The recent randomized controlled trials of preventive immunotherapies (eculizumab, inebilizumab, and satralizumab) have sharpened the focus on the approach to relapse confirmation. ⁴ The primary outcome of each trial was time to first relapse confirmed by an expert adjudication committee. ⁴ Each trial utilized similar clinical criteria requiring a >24-hour event associated with NMOSD-related objective clinical change, typically assessed using the Functional Systems components of the Expanded Disability Status Scale. The N-MOmentum trial of inebilizumab ⁵ was the only trial to routinely incorporate MRI into relapse assessment. It employed a set of 18 clinical criteria across the domains of optic neuritis, myelitis, area postrema syndrome, brainstem, or brain. The criteria also integrated MRI findings (new or enlarging T2 lesions and/or new gadolinium-enhancing lesions) when necessary. Review of MRI data was deemed necessary during adjudication of 39% of reported events and 33% of committee-adjudicated relapses. ⁵ Moreover, retrospective assessment showed new domain-specific T1 and T2 lesions in 90% of adjudicated relapses. ⁹ These results require confirmation and validation but, in this setting, where trial results hinge upon dichotomous declarations about relapse occurrence, the quest to identify the true positives and true negatives clearly favors adjunctive MRI use.

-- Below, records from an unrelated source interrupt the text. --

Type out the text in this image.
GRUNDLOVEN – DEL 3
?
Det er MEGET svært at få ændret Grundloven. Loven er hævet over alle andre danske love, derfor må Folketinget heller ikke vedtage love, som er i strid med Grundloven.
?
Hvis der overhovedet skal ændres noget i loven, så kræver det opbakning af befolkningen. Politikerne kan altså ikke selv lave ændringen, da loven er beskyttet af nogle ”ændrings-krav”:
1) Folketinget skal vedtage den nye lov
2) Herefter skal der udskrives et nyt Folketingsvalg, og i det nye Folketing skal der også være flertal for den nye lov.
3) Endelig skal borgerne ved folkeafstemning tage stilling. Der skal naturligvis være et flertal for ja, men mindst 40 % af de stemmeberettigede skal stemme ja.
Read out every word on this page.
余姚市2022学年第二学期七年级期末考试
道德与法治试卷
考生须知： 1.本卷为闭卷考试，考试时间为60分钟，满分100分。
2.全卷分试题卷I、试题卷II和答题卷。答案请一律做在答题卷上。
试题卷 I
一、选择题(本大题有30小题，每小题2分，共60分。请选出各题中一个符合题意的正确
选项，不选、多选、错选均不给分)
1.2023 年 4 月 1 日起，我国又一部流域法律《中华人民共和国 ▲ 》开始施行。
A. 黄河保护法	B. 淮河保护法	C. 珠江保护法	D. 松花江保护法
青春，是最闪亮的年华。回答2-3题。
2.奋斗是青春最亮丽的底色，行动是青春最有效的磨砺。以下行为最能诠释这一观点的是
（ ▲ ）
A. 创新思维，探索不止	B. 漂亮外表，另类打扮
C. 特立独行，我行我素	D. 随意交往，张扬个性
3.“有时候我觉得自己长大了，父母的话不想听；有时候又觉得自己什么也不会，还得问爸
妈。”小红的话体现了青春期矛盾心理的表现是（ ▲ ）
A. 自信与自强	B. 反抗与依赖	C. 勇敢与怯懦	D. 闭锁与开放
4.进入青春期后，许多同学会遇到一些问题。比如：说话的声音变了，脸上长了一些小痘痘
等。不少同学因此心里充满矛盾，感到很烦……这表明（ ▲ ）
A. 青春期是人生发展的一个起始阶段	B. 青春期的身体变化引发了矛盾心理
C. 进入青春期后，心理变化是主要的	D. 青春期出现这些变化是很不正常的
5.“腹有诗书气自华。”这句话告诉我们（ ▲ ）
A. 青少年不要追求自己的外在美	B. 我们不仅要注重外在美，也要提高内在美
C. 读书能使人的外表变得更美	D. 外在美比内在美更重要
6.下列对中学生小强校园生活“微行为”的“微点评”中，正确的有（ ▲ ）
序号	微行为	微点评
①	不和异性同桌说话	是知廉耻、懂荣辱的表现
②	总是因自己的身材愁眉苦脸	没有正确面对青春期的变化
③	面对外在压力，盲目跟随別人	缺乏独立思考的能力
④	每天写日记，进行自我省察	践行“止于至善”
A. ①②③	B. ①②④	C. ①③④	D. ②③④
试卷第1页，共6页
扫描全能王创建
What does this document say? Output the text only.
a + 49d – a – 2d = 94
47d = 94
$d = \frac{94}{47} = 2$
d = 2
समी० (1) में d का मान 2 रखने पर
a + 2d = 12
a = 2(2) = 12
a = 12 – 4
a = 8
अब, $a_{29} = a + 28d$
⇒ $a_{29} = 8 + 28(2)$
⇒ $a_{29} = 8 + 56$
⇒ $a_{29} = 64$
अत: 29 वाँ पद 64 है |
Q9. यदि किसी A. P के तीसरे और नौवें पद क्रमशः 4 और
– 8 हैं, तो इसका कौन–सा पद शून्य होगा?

The results of the clinical trials and their open-label extensions confirmed the importance of relapse prevention and its association with preserving neurological function. ⁴ The focus on relapse assessment is now heightened in clinical practice, where detection of a true relapse in a patient on preventive therapy leads to examination of medication compliance and consideration of change in therapy while a negative relapse assessment avoids both unnecessary acute intervention and preventive medication change. Evidence suggests that these issues already influence routine practice behavior. An international survey of experts reported that approximately 80% used MRI “always or regularly” to confirm various suspected relapse types. ¹⁰ Overall MRI accessibility was immediate for 59% and within 72 hours for 96.2% of centers. Notably, immediate access to MRI or MRI with contrast was 80% in North American centers compared with 55% (53% with contrast) in Europe and 38% (31% with contrast) in other participating countries. Thus, the use of optimally timed MRI assessment, especially in lower-access countries, may be challenging. However, since MRI access within 72 hours is nearly universal in surveyed countries, relapse definitions that include MRI criteria for clinical practice use appear both desirable and feasible.

Validation studies are needed to confirm and quantify the added value of MRI in relapse assessment, and several practical issues (MRI protocols, timing, quality, access, among others) remain. However, we submit that evidence from clinicoradiological correlations, practice experience, and controlled trial data all strongly support the routine use of adjunctive contrast–enhanced MRI of the relevant clinical domain, where available, for NMOSD relapse confirmation in practice and should be required in all clinical research studies where relapse is a key outcome measure.